Maximilian I of Mexico's personal secretary

José Luis Blasio y Prieto (1842 – September 5, 1923, in Mexico City) was private secretary to Emperor Maximilian I of Mexico from 1865 to 1867. He published the book Maximiliano Íntimo (Intimate Maximilian) in 1905, based on his experiences during his service to the second Emperor of Mexico.

== Early years ==
He was the second son of Agustín de la Peza and Luisa Blasio. He attended private schools as a child and also went to Colegio Nacional de Minería (National College of Mining) but did not complete his studies because of the death of his father. He also attended Escuela de Comercio (Business School).
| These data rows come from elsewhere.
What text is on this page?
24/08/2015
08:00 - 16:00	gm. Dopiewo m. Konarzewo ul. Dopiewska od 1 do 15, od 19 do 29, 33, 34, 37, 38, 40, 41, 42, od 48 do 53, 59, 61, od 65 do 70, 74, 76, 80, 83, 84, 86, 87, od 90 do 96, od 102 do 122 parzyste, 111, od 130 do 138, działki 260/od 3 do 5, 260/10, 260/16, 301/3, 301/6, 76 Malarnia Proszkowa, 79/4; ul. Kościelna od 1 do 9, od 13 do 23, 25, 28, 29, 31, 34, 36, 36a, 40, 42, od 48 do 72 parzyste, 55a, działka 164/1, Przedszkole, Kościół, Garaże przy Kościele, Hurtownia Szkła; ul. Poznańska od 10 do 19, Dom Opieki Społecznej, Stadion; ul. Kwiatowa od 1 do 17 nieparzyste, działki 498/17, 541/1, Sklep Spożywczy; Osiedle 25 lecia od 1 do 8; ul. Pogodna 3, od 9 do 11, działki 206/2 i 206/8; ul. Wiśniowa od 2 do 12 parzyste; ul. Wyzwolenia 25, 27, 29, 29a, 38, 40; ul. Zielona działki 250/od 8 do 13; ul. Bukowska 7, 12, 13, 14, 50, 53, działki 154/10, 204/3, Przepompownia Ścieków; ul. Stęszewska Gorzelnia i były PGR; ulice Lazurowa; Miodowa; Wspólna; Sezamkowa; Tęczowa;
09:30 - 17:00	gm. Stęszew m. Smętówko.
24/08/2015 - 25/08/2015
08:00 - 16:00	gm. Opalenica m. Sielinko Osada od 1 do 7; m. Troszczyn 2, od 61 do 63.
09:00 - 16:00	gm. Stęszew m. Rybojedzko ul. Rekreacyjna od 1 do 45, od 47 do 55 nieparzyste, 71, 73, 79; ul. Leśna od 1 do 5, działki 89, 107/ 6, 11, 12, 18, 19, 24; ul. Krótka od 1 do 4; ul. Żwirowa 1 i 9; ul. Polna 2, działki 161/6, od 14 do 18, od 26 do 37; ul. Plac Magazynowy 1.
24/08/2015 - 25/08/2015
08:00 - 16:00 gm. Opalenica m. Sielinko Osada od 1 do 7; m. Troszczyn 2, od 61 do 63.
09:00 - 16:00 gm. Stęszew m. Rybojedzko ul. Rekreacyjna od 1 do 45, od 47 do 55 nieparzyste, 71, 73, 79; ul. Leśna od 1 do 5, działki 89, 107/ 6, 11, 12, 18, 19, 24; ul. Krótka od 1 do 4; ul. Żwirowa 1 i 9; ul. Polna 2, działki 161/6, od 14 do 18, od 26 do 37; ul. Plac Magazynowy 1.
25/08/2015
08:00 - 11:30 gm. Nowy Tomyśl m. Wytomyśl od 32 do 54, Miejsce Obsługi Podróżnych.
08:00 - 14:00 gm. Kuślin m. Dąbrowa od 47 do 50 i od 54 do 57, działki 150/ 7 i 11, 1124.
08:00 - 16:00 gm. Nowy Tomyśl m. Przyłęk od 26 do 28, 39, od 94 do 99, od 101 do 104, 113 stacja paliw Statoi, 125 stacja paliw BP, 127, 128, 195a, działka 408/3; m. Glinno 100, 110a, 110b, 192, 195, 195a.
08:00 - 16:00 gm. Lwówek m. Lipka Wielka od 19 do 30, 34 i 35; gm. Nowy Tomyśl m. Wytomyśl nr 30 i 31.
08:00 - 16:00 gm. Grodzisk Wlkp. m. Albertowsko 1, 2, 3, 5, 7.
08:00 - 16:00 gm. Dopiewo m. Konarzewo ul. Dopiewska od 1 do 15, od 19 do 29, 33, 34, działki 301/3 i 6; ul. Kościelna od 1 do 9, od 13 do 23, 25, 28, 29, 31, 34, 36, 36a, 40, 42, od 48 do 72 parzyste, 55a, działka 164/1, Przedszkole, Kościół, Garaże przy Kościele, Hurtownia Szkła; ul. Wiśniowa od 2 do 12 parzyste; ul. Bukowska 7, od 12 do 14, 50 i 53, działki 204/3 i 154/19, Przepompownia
== Private secretary to Maximilian I of Mexico ==
Before meeting the second Emperor of Mexico (and because of his fluency in the French language), Blasio served as interpreter to engineer Felix Eloin who was close to the emperor. After Eloin left Mexico, Commander Loysel became Blasio's boss. At this time, he was ordered to personally deliver some documents to the emperor (at the time in Veracruz), and upon arrival was invited to rest for a few days. During this brief stay, Maximiliano's then secretary, Austrian Nicolás de Poliakóvitz, broke his arm while horseriding, this led the emperor replacing Poliakovitz with the young Blasio. Blasio kept this position until the death of the emperor in 1867.

== Railways of Mexico ==
Blasio worked as a bookkeeper for Ferrocarriles de México (Railways of Mexico), the company from which he retired, and received a medal after 50 years of service to the company.

== Maximiliano Íntimo ==
After his retirement from Ferrocarriles de Mexico Blasio devoted his time to writing a book, in which he related his experiences as the emperor's personal secretary.

== Personal life ==
His wife was Adela Yglesias Guerra; they never had children. After the death of his wife, Blasio lived his remaining years with his wife's sister. He died on September 5, 1923, in the Colegio Militar #11, Tacubaya, in Mexico City.